The “opening up of markets” always means the loss of local commercial arrangements — in some cases arrangements that go back centuries. In the capitalist system, it generally means large corporations get to establish a beachhead — and more — in places which previously had local markets, local economies, small producers and their own “commons.” To suggest that this can be done without major disruption, including the creation of a host of losers and more poverty, is ridiculous.

Read The Invention of Capitalism, by Michael Perelman, for the early history of this process.

Offering a more immediate kind of example: Walmart comes into a town of small, family-owned businesses, which were unsuccessful in keeping it out. It takes very little time before those small businesses fold. They can’t compete with Walmart on price or selection. And Walmart can also put major pressure on suppliers to comply with its agenda.
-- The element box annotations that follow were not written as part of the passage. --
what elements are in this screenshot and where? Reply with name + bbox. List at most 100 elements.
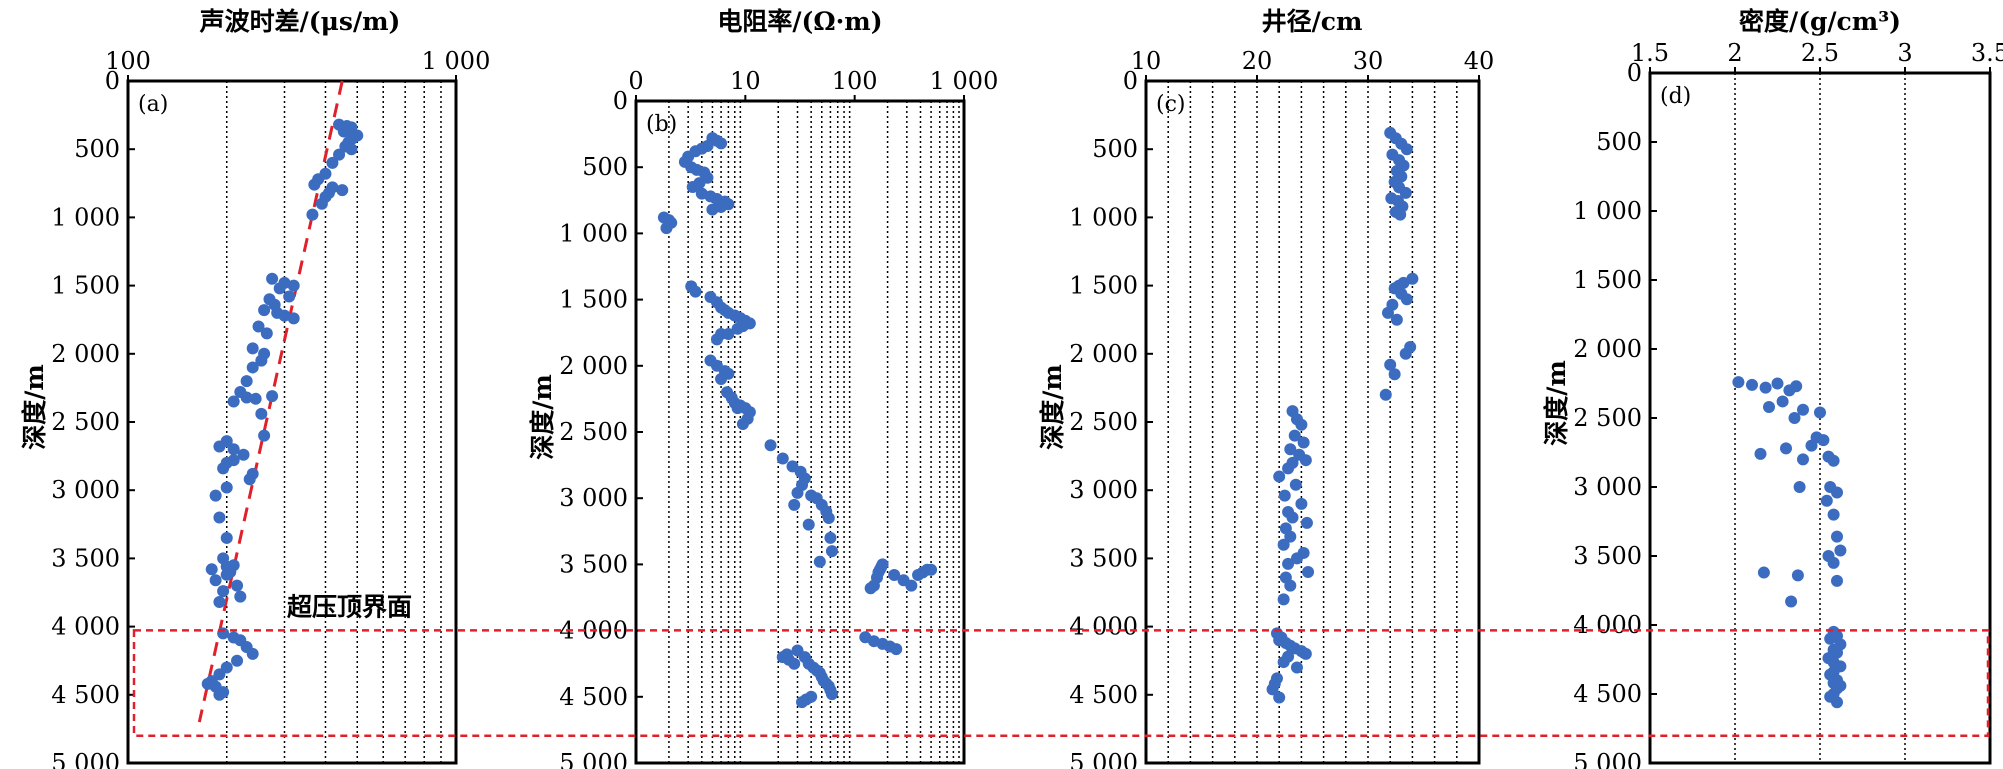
data-point <box>1273 691 1286 704</box>
data-point <box>1824 481 1837 493</box>
y-tick-label: 1 500 <box>1573 266 1642 294</box>
overpressure-overlay: 超压顶界面 <box>132 592 1990 737</box>
data-point <box>1290 552 1303 565</box>
x-axis-title: 声波时差/(μs/m) <box>200 7 401 36</box>
data-point <box>1817 434 1830 447</box>
data-point <box>1300 516 1313 529</box>
panel-label: (b) <box>646 112 677 137</box>
data-point <box>1771 377 1784 390</box>
data-point <box>246 647 259 660</box>
data-point <box>1785 595 1798 608</box>
data-point <box>1797 453 1809 466</box>
data-point <box>689 285 702 298</box>
data-point <box>1288 429 1301 442</box>
data-point <box>1295 418 1308 431</box>
data-point <box>246 342 259 355</box>
y-tick-label: 500 <box>74 135 120 163</box>
overpressure-top-box <box>132 629 1990 737</box>
y-tick-label: 4 500 <box>1573 680 1642 708</box>
data-point <box>788 498 801 511</box>
y-tick-label: 4 500 <box>1069 681 1138 709</box>
data-point <box>1302 566 1315 579</box>
data-point <box>213 596 226 609</box>
data-point <box>209 489 222 502</box>
data-point <box>315 197 328 210</box>
y-axis-title: 深度/m <box>1038 364 1067 450</box>
data-point <box>764 439 777 452</box>
data-point <box>345 143 358 156</box>
data-point <box>205 563 218 576</box>
data-point <box>1780 442 1792 455</box>
y-tick-label: 500 <box>1596 128 1642 156</box>
y-tick-label: 1 000 <box>559 219 628 247</box>
data-point <box>796 696 809 709</box>
x-axis-title: 井径/cm <box>1262 7 1363 36</box>
y-axis-title: 深度/m <box>1542 360 1571 446</box>
data-point <box>791 486 804 499</box>
y-tick-label: 3 500 <box>1573 542 1642 570</box>
y-tick-label: 3 000 <box>1069 476 1138 504</box>
y-tick-label: 2 000 <box>559 352 628 380</box>
x-tick-label: 2 <box>1727 39 1742 67</box>
panel-c-caliper: 10 20 30 40 0 500 1 000 1 500 2 000 2 500 3 000 3 5… <box>1038 7 1494 769</box>
y-tick-label: 2 500 <box>1069 408 1138 436</box>
data-point <box>255 407 268 420</box>
data-point <box>217 462 230 475</box>
data-point <box>283 290 296 303</box>
data-point <box>337 125 350 138</box>
y-tick-label: 1 500 <box>559 286 628 314</box>
panel-b-resistivity: 0 10 100 1 000 0 500 1 000 1 500 2 000 2 500 3 000… <box>528 7 998 769</box>
y-tick-label: 3 000 <box>559 484 628 512</box>
data-point <box>715 373 728 386</box>
data-point <box>824 531 837 544</box>
data-point <box>1793 481 1806 493</box>
data-point <box>1388 368 1401 381</box>
data-point <box>1277 538 1290 551</box>
data-point <box>1277 656 1290 669</box>
data-point <box>736 418 749 431</box>
data-point <box>1831 696 1843 709</box>
data-point <box>1295 497 1308 510</box>
data-point <box>213 440 226 453</box>
data-point <box>825 688 838 701</box>
data-point <box>925 563 938 576</box>
data-point <box>209 574 222 587</box>
y-tick-label: 1 000 <box>1069 203 1138 231</box>
data-point <box>1284 530 1297 543</box>
y-tick-label: 0 <box>613 87 628 115</box>
x-tick-label: 100 <box>105 47 151 75</box>
data-point <box>258 304 271 317</box>
data-point <box>1763 400 1775 413</box>
panel-label: (a) <box>138 92 168 117</box>
data-point <box>1814 406 1826 419</box>
data-point <box>710 333 723 346</box>
data-point <box>1831 530 1843 543</box>
y-tick-label: 4 000 <box>1573 611 1642 639</box>
data-point <box>1732 376 1745 389</box>
data-point <box>213 511 226 524</box>
data-point <box>246 361 259 374</box>
y-tick-label: 2 500 <box>51 408 120 436</box>
data-point <box>1278 489 1291 502</box>
data-point <box>287 312 300 325</box>
y-tick-label: 5 000 <box>1573 749 1642 769</box>
data-point <box>1286 511 1299 524</box>
y-tick-label: 3 500 <box>51 544 120 572</box>
data-point <box>1390 313 1403 326</box>
data-point <box>220 531 233 544</box>
data-point <box>876 558 889 571</box>
y-tick-label: 1 500 <box>1069 272 1138 300</box>
y-tick-label: 2 000 <box>1573 335 1642 363</box>
panel-label: (d) <box>1660 84 1691 109</box>
data-point <box>1400 143 1413 156</box>
data-point <box>905 579 918 592</box>
data-point <box>249 392 262 405</box>
data-point <box>1797 403 1809 416</box>
data-point <box>1820 494 1833 507</box>
data-point <box>278 309 291 322</box>
data-point <box>252 320 265 333</box>
data-point <box>1290 661 1303 674</box>
data-point <box>1790 380 1803 393</box>
data-point <box>1824 632 1837 645</box>
data-point <box>1831 646 1843 659</box>
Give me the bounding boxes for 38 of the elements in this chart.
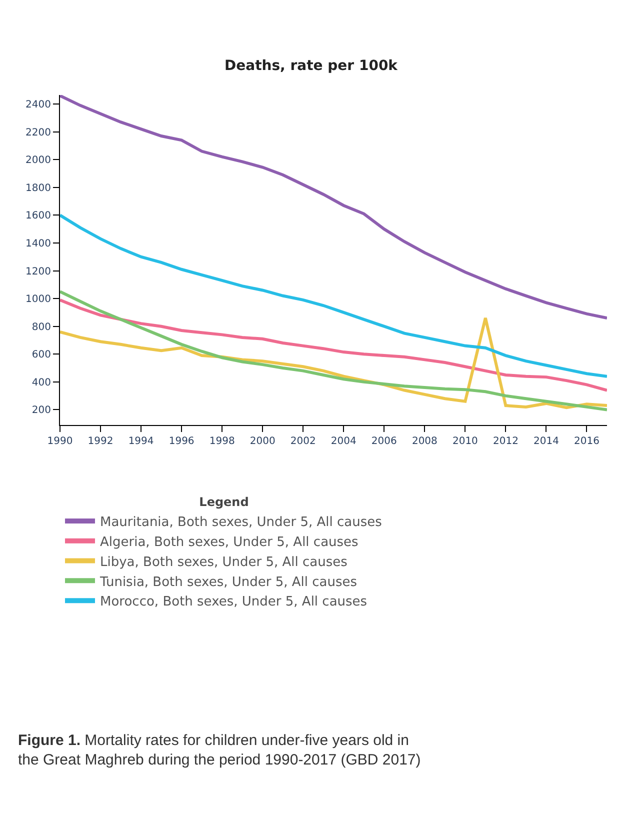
line-series [60,298,607,392]
legend-label: Mauritania, Both sexes, Under 5, All causes [100,515,382,530]
y-tick-label: 1800 [26,182,51,194]
legend-label: Tunisia, Both sexes, Under 5, All causes [99,574,358,590]
legend-label: Libya, Both sexes, Under 5, All causes [100,554,348,570]
legend-title: Legend [199,495,249,510]
x-tick-label: 2004 [330,436,356,447]
y-tick-label: 400 [32,377,51,388]
x-tick-label: 1992 [88,436,114,447]
x-tick-label: 2008 [412,436,438,447]
x-tick-label: 2010 [452,436,478,447]
x-tick-label: 2006 [371,436,397,447]
y-tick-label: 800 [32,322,51,333]
y-tick-label: 2000 [26,155,51,166]
line-series [60,95,607,320]
y-tick-label: 1000 [26,294,51,306]
x-tick-label: 1998 [209,436,235,447]
y-tick-label: 1600 [26,210,51,222]
x-tick-label: 2000 [250,436,276,447]
legend-label: Morocco, Both sexes, Under 5, All causes [100,594,368,610]
x-tick-label: 1994 [128,436,154,447]
y-tick-label: 600 [32,350,51,361]
line-series [60,214,607,378]
y-tick-label: 200 [32,405,51,416]
x-tick-label: 2014 [533,436,559,447]
x-tick-label: 2012 [492,436,518,447]
y-tick-label: 2400 [26,100,51,111]
legend-label: Algeria, Both sexes, Under 5, All causes [100,534,359,550]
y-tick-label: 1400 [26,238,51,250]
x-tick-label: 1996 [168,436,194,447]
y-tick-label: 1200 [26,266,51,278]
x-tick-label: 1990 [47,436,73,447]
y-tick-label: 2200 [26,127,51,138]
x-tick-label: 2002 [290,436,316,447]
line-series [60,290,607,412]
caption: Figure 1. Mortality rates for children under-five years old in the Great Maghreb during the period 1990-2017 (GBD 2017) [18,732,421,768]
x-tick-label: 2016 [574,436,600,447]
chart-title: Deaths, rate per 100k [224,58,398,74]
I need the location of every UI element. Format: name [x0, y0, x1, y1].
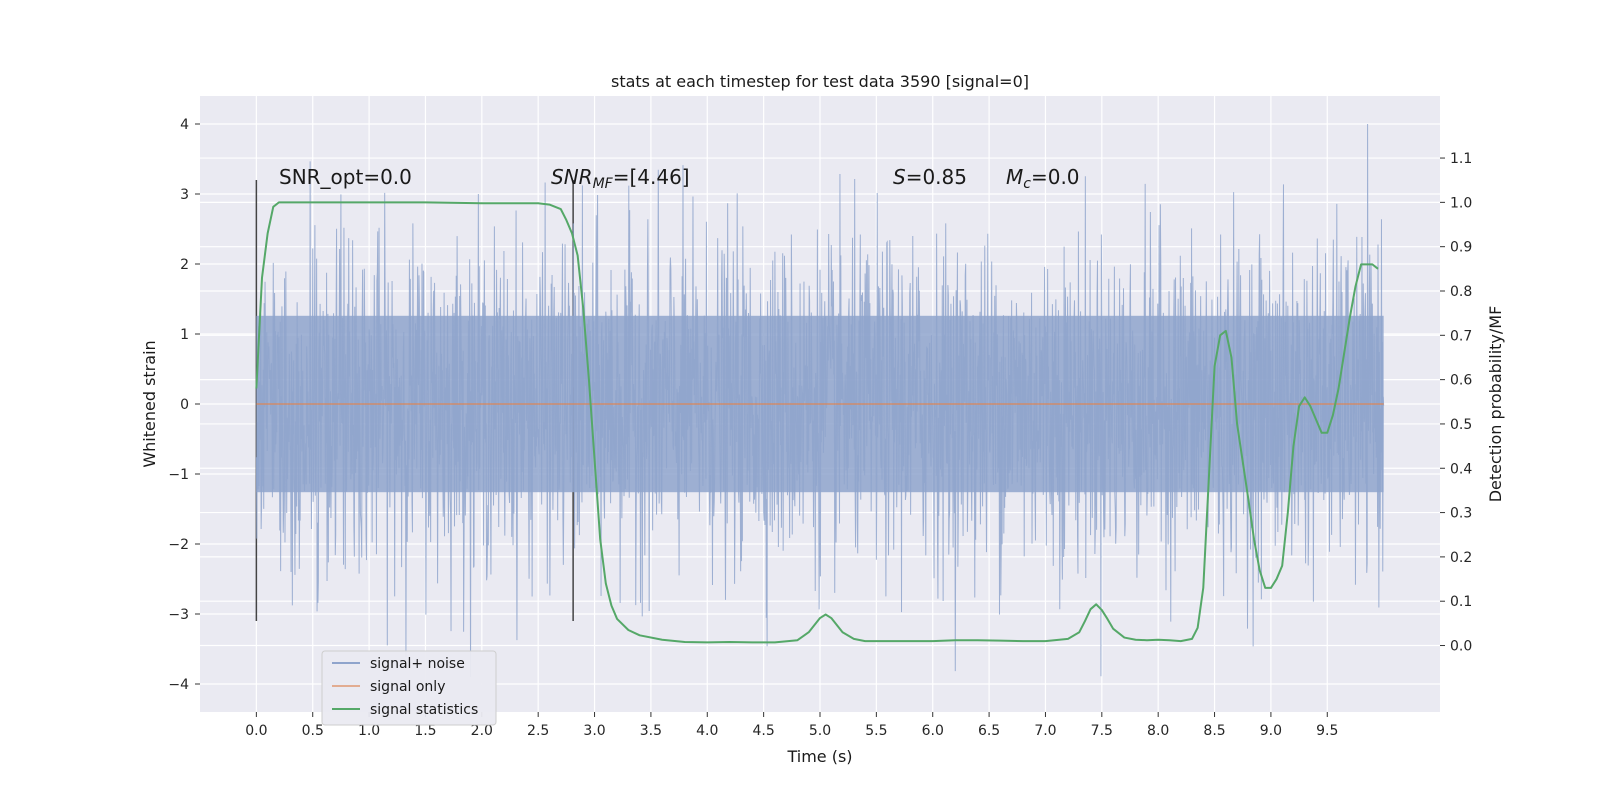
legend-label-signal-noise: signal+ noise — [370, 656, 465, 672]
y-tick-label: 3 — [180, 187, 189, 203]
y2-tick-label: 0.8 — [1450, 284, 1472, 300]
series-signal-statistics-line — [255, 201, 1379, 644]
chart-title: stats at each timestep for test data 359… — [611, 72, 1029, 91]
y2-tick-label: 0.0 — [1450, 639, 1472, 655]
y2-tick-label: 0.4 — [1450, 461, 1472, 477]
y2-tick-label: 0.1 — [1450, 594, 1472, 610]
annotation-s: S=0.85 — [893, 165, 967, 189]
annotation-mc: Mc=0.0 — [1006, 165, 1080, 192]
annotation-mc-value: =0.0 — [1031, 165, 1080, 189]
x-tick-label: 8.5 — [1203, 723, 1225, 739]
y-tick-label: 2 — [180, 257, 189, 273]
annotation-snr-mf-symbol: SNR — [551, 165, 593, 189]
y2-tick-label: 1.1 — [1450, 151, 1472, 167]
y-tick-label: −1 — [168, 467, 189, 483]
y2-axis-ticks: 1.1 1.0 0.9 0.8 0.7 0.6 0.5 0.4 0.3 0.2 0.1 0.0 — [1440, 151, 1472, 655]
x-tick-label: 7.0 — [1034, 723, 1056, 739]
x-tick-label: 9.5 — [1316, 723, 1338, 739]
y-tick-label: −4 — [168, 677, 189, 693]
series-signal-noise-line — [255, 123, 1385, 678]
x-axis-ticks: 0.0 0.5 1.0 1.5 2.0 2.5 3.0 3.5 4.0 4.5 5.0 5.5 6.0 6… — [245, 712, 1338, 739]
x-tick-label: 0.5 — [302, 723, 324, 739]
annotation-s-symbol: S — [893, 165, 906, 189]
y-axis-ticks: 4 3 2 1 0 −1 −2 −3 −4 — [168, 117, 200, 693]
annotations: SNR_opt=0.0 SNRMF=[4.46] S=0.85 Mc=0.0 — [279, 165, 1080, 192]
x-tick-label: 4.5 — [753, 723, 775, 739]
y2-tick-label: 0.2 — [1450, 550, 1472, 566]
x-tick-label: 1.5 — [414, 723, 436, 739]
y2-axis-label: Detection probability/MF — [1486, 306, 1505, 503]
y2-tick-label: 1.0 — [1450, 195, 1472, 211]
y-tick-label: −3 — [168, 607, 189, 623]
x-tick-label: 3.5 — [640, 723, 662, 739]
x-tick-label: 6.0 — [922, 723, 944, 739]
y-tick-label: −2 — [168, 537, 189, 553]
y2-tick-label: 0.9 — [1450, 240, 1472, 256]
x-tick-label: 3.0 — [583, 723, 605, 739]
annotation-snr-mf: SNRMF=[4.46] — [551, 165, 690, 192]
y2-tick-label: 0.3 — [1450, 506, 1472, 522]
annotation-snr-mf-subscript: MF — [593, 176, 614, 192]
x-tick-label: 2.0 — [471, 723, 493, 739]
y-tick-label: 1 — [180, 327, 189, 343]
series-lines — [255, 201, 1384, 644]
x-tick-label: 5.0 — [809, 723, 831, 739]
legend: signal+ noise signal only signal statist… — [321, 650, 497, 726]
y-tick-label: 4 — [180, 117, 189, 133]
annotation-snr-opt: SNR_opt=0.0 — [279, 165, 412, 189]
x-tick-label: 1.0 — [358, 723, 380, 739]
x-tick-label: 5.5 — [865, 723, 887, 739]
y-tick-label: 0 — [180, 397, 189, 413]
legend-label-signal-only: signal only — [370, 679, 445, 695]
y2-tick-label: 0.7 — [1450, 328, 1472, 344]
x-tick-label: 8.0 — [1147, 723, 1169, 739]
x-tick-label: 2.5 — [527, 723, 549, 739]
y-axis-label: Whitened strain — [140, 340, 159, 467]
annotation-mc-subscript: c — [1023, 176, 1031, 192]
y2-tick-label: 0.6 — [1450, 373, 1472, 389]
x-axis-label: Time (s) — [786, 747, 852, 766]
legend-box — [321, 650, 497, 726]
annotation-mc-symbol: M — [1006, 165, 1023, 189]
y2-tick-label: 0.5 — [1450, 417, 1472, 433]
x-tick-label: 7.5 — [1091, 723, 1113, 739]
x-tick-label: 6.5 — [978, 723, 1000, 739]
x-tick-label: 9.0 — [1260, 723, 1282, 739]
x-tick-label: 4.0 — [696, 723, 718, 739]
annotation-snr-mf-value: =[4.46] — [613, 165, 690, 189]
legend-label-signal-statistics: signal statistics — [370, 702, 478, 718]
x-tick-label: 0.0 — [245, 723, 267, 739]
annotation-s-value: =0.85 — [906, 165, 967, 189]
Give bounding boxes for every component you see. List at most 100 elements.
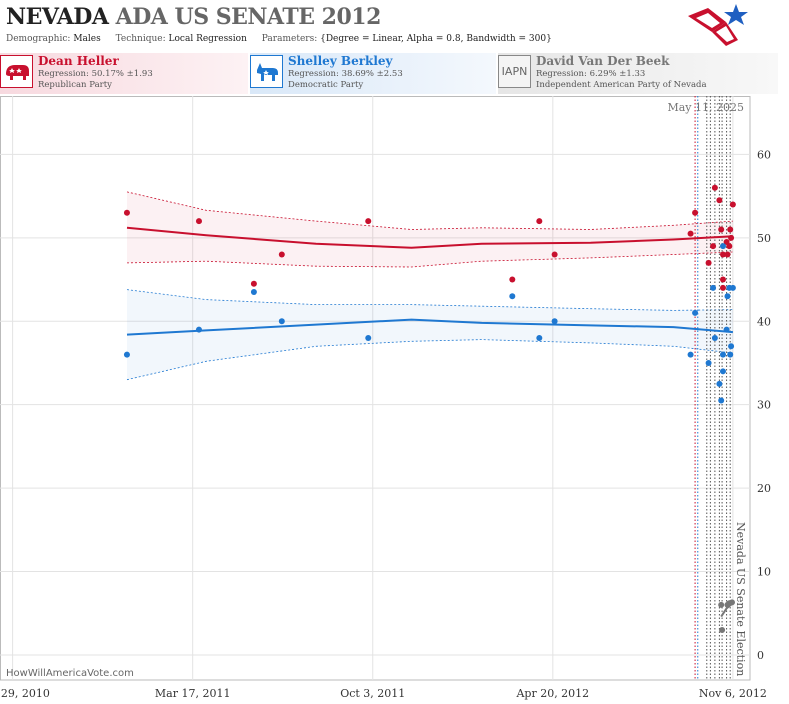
y-tick-label: 50	[757, 232, 771, 245]
data-point	[711, 184, 718, 191]
data-point	[716, 380, 723, 387]
data-point	[123, 209, 130, 216]
data-point	[718, 397, 725, 404]
data-point	[724, 251, 731, 258]
band-upper-line	[126, 289, 733, 311]
data-point	[509, 276, 516, 283]
data-point	[278, 318, 285, 325]
data-point	[687, 230, 694, 237]
x-tick-label: Aug 29, 2010	[0, 687, 50, 700]
technique-label: Technique:	[115, 34, 166, 44]
data-point	[719, 368, 726, 375]
data-point	[728, 343, 735, 350]
data-point	[723, 326, 730, 333]
confidence-bands	[126, 191, 733, 381]
data-point	[687, 351, 694, 358]
date-stamp: May 11, 2025	[667, 101, 744, 114]
data-point	[692, 209, 699, 216]
data-point	[123, 351, 130, 358]
trend-lines	[126, 226, 734, 618]
data-point	[716, 197, 723, 204]
data-point	[711, 334, 718, 341]
parameters-label: Parameters:	[261, 34, 318, 44]
data-point	[718, 226, 725, 233]
x-tick-label: Oct 3, 2011	[340, 687, 405, 700]
candidate-regression: Regression: 6.29% ±1.33	[536, 69, 646, 79]
candidate-party: Democratic Party	[288, 80, 364, 90]
data-point	[692, 309, 699, 316]
data-point	[727, 226, 734, 233]
demographic-value: Males	[73, 34, 101, 44]
data-point	[365, 218, 372, 225]
poll-chart: 0 10 20 30 40 50 60 Aug 29, 2010 Mar 17, 2011 Oct…	[0, 96, 771, 700]
data-point	[719, 251, 726, 258]
demographic-label: Demographic:	[6, 34, 71, 44]
data-point	[195, 326, 202, 333]
subheader: Demographic: Males Technique: Local Regr…	[6, 34, 564, 44]
chart-header: NEVADA ADA US SENATE 2012 Demographic: M…	[0, 0, 778, 52]
trend-line	[126, 318, 733, 336]
data-point	[719, 276, 726, 283]
data-point	[719, 243, 726, 250]
parameters-value: {Degree = Linear, Alpha = 0.8, Bandwidth…	[320, 34, 552, 44]
data-point	[719, 284, 726, 291]
data-point	[729, 201, 736, 208]
data-point	[509, 293, 516, 300]
band-lower-line	[126, 251, 733, 268]
data-point	[724, 293, 731, 300]
axis-labels: 0 10 20 30 40 50 60 Aug 29, 2010 Mar 17, 2011 Oct…	[0, 148, 771, 700]
x-tick-label: Apr 20, 2012	[515, 687, 589, 700]
elephant-icon	[0, 55, 33, 88]
data-point	[705, 259, 712, 266]
data-point	[551, 251, 558, 258]
candidate-party: Independent American Party of Nevada	[536, 80, 707, 90]
candidate-heller: Dean Heller Regression: 50.17% ±1.93 Rep…	[0, 53, 248, 94]
election-event-label: Nevada US Senate Election	[734, 522, 747, 676]
iapn-badge: IAPN	[498, 55, 531, 88]
candidate-van-der-beek: IAPN David Van Der Beek Regression: 6.29…	[498, 53, 778, 94]
technique-value: Local Regression	[168, 34, 247, 44]
data-point	[250, 289, 257, 296]
data-point	[278, 251, 285, 258]
page-title: NEVADA ADA US SENATE 2012	[6, 4, 381, 30]
poll-date-lines	[694, 96, 731, 680]
candidate-name: David Van Der Beek	[536, 54, 670, 68]
candidate-name: Shelley Berkley	[288, 54, 393, 68]
y-tick-label: 30	[757, 399, 771, 412]
donkey-icon	[250, 55, 283, 88]
y-tick-label: 60	[757, 148, 771, 161]
data-point	[719, 351, 726, 358]
y-tick-label: 0	[757, 649, 764, 662]
data-point	[728, 234, 735, 241]
data-point	[710, 243, 717, 250]
y-tick-label: 10	[757, 566, 771, 579]
data-point	[705, 359, 712, 366]
data-point	[710, 284, 717, 291]
grid	[0, 96, 751, 681]
footer-source: HowWillAmericaVote.com	[6, 668, 134, 679]
y-tick-label: 20	[757, 482, 771, 495]
data-point	[729, 284, 736, 291]
candidate-berkley: Shelley Berkley Regression: 38.69% ±2.53…	[250, 53, 496, 94]
title-rest: ADA US SENATE 2012	[115, 4, 382, 30]
data-point	[195, 218, 202, 225]
candidate-regression: Regression: 50.17% ±1.93	[38, 69, 153, 79]
candidate-legend: Dean Heller Regression: 50.17% ±1.93 Rep…	[0, 53, 778, 94]
candidate-party: Republican Party	[38, 80, 112, 90]
data-point	[718, 601, 725, 608]
flag-star-logo-icon	[688, 4, 748, 46]
candidate-name: Dean Heller	[38, 54, 119, 68]
x-tick-label: Mar 17, 2011	[155, 687, 231, 700]
candidate-regression: Regression: 38.69% ±2.53	[288, 69, 403, 79]
title-state: NEVADA	[6, 4, 109, 30]
data-point	[728, 599, 735, 606]
data-point	[726, 243, 733, 250]
data-point	[250, 280, 257, 287]
x-tick-label: Nov 6, 2012	[699, 687, 767, 700]
data-point	[365, 334, 372, 341]
poll-points	[123, 184, 736, 633]
plot-frame	[0, 96, 751, 681]
data-point	[727, 351, 734, 358]
data-point	[536, 334, 543, 341]
data-point	[719, 626, 726, 633]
The mantra of “lifting people out of poverty” never, ever bothers with the fallout from “open markets,” which runs the gamut from bankruptcy to falling into poverty to the destruction of whole ways of life. You could claim that some people do marginally better. But it’s absurd to claim that there are no consequences. And that’s what capitalism’s cheerleaders consistently try to peddle. One of those consequences is often the total destruction of culture and previous ways of engaging in commerce.

18

Nick 08.30.15 at 10:18 pm

Capitalism is very disruptive to existing economic arrangements, but the original arrangements tend to be highly exclusionary, leaving the majority of people in poverty. Capitalism brings the majority out of poverty. And social democracy seems to be the best way of compensating for the disruption.

19

magari 08.31.15 at 4:24 am

To those bitching about hosting in Istanbul: good luck finding a major city to host a conference whose central government is doing lamentable things. Second, (a) Syria is doing its best to destroy itself, and (b) ISIS has much more to do with the US than Turkey. Not to be a Turkey apologist, but really, some perspective please.

Second, I wish Ha-Joon Chang’s work was more widely read. Growth does not necessarily or even often follow the opening of markets.

20

magari 08.31.15 at 4:25 am

*is not doing lamentable things

21

praisegod barebones 08.31.15 at 9:01 am

‘There are more than 200 authors from a wide variety of social sciences and the humanities, working in smaller groups, writing the 22 chapters.’

Interestingly, from what I could make out, none of the 200 had a Turkish institutional affiliation (though Kemal Derviş on the International Advisory Board is Turkish and I spotted one or two other names that seemed Turkish.)